Greetings, AoPS! IndyINTEGIRLS will be hosting a virtual math competition on May 25,
2024 from 12 PM to 3 PM EST. Join other woman-identifying and/or non-binary "STEMinists" in solving problems, socializing, playing games, winning prizes, and more! If you are interested in competing, please register here![/center]

----------

[center]Important Information[/center]

Eligibility: This competition is open to all woman-identifying and non-binary students in middle and high school. Non-Indiana residents and international students are welcome as well!

Format: There will be a middle school and high school division. In each separate division, there will be an individual round and a team round, where students are grouped into teams of 3-4 and collaboratively solve a set of difficult problems. There will also be a buzzer/countdown/Kahoot-style round, where students from both divisions are grouped together to compete in a MATHCOUNTS-style countdown round! There will be prizes for the top competitors in each division.

Problem Difficulty: Our amazing team of problem writers is working hard to ensure that there will be problems for problem-solvers of all levels!

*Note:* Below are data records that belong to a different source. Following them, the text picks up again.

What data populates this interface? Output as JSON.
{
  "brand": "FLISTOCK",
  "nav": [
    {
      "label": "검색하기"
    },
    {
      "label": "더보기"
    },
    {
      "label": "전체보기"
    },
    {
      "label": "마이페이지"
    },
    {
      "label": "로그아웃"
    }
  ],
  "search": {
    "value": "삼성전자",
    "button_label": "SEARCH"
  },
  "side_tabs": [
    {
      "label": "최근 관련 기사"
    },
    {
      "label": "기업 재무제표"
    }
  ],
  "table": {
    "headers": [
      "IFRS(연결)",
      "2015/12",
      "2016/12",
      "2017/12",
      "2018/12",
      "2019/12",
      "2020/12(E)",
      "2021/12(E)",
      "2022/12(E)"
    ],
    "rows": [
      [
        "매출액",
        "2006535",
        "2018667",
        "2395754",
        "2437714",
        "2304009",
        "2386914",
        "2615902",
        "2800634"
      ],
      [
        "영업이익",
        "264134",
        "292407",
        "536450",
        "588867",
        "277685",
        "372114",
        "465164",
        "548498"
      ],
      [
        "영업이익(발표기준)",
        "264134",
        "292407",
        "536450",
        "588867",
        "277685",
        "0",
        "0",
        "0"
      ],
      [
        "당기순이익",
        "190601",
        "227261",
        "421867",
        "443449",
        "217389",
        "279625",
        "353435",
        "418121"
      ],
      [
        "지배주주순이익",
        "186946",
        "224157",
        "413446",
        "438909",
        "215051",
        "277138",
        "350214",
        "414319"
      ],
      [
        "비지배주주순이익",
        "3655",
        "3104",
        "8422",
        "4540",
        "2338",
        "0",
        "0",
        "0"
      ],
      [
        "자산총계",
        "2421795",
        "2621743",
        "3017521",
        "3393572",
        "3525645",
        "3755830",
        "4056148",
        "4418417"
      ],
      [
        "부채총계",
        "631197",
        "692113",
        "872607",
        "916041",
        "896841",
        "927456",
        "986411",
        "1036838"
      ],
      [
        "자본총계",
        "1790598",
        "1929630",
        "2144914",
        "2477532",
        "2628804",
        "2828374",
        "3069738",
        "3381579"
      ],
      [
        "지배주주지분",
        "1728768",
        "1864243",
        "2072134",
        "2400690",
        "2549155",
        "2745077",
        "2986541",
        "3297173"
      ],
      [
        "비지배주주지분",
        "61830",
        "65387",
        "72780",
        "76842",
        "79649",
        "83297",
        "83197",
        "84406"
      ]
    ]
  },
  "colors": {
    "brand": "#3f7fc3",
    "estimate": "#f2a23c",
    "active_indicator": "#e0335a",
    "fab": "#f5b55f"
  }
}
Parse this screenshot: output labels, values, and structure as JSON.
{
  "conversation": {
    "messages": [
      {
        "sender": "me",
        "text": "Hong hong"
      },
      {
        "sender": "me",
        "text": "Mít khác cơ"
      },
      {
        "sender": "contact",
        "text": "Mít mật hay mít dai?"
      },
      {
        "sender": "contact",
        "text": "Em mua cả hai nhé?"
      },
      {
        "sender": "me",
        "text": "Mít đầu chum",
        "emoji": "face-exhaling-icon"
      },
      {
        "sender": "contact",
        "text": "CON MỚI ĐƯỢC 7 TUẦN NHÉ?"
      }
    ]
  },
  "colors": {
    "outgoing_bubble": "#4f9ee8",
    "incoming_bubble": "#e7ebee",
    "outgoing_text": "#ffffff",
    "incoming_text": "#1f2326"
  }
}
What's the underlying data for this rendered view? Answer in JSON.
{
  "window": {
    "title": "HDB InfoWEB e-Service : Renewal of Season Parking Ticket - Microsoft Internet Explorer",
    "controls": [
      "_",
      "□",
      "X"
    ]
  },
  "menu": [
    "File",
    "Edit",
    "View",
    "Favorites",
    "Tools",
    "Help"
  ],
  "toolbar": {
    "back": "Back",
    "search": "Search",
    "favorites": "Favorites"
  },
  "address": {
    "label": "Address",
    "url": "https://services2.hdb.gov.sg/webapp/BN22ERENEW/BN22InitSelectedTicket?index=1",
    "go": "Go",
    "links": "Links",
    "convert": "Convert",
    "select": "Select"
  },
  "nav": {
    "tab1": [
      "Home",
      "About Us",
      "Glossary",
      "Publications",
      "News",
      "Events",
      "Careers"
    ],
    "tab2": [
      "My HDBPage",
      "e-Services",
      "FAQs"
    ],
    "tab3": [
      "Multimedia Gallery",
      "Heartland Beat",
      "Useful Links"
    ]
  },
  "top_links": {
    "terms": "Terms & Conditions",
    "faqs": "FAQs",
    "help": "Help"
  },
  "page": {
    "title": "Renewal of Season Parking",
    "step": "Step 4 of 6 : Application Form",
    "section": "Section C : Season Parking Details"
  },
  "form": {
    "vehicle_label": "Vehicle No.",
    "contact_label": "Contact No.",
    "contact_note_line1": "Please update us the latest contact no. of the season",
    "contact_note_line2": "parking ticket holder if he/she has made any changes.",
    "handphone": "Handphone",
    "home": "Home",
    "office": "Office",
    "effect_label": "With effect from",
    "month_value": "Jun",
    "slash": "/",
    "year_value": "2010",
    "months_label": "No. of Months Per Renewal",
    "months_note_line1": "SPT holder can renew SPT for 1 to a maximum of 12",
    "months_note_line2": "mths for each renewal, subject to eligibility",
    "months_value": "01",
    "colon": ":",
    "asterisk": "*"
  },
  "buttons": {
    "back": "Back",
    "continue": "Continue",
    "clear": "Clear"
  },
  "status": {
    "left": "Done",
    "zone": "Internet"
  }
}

The middle school problems will range from MATHCOUNTS school round to AMC 10 level, while the high school problems will be for more advanced problem-solvers. The team round problems will cover various difficulty levels and are meant to be more difficult, while the countdown/buzzer/Kahoot round questions will be similar to MATHCOUNTS state to MATHCOUNTS Nationals countdown round in difficulty.

Platform: This contest will be held virtually through Zoom. All competitors are required to have their cameras turned on at all times unless they have a reason for otherwise. Proctors and volunteers will be monitoring students at all times to prevent cheating and to create a fair environment for all students.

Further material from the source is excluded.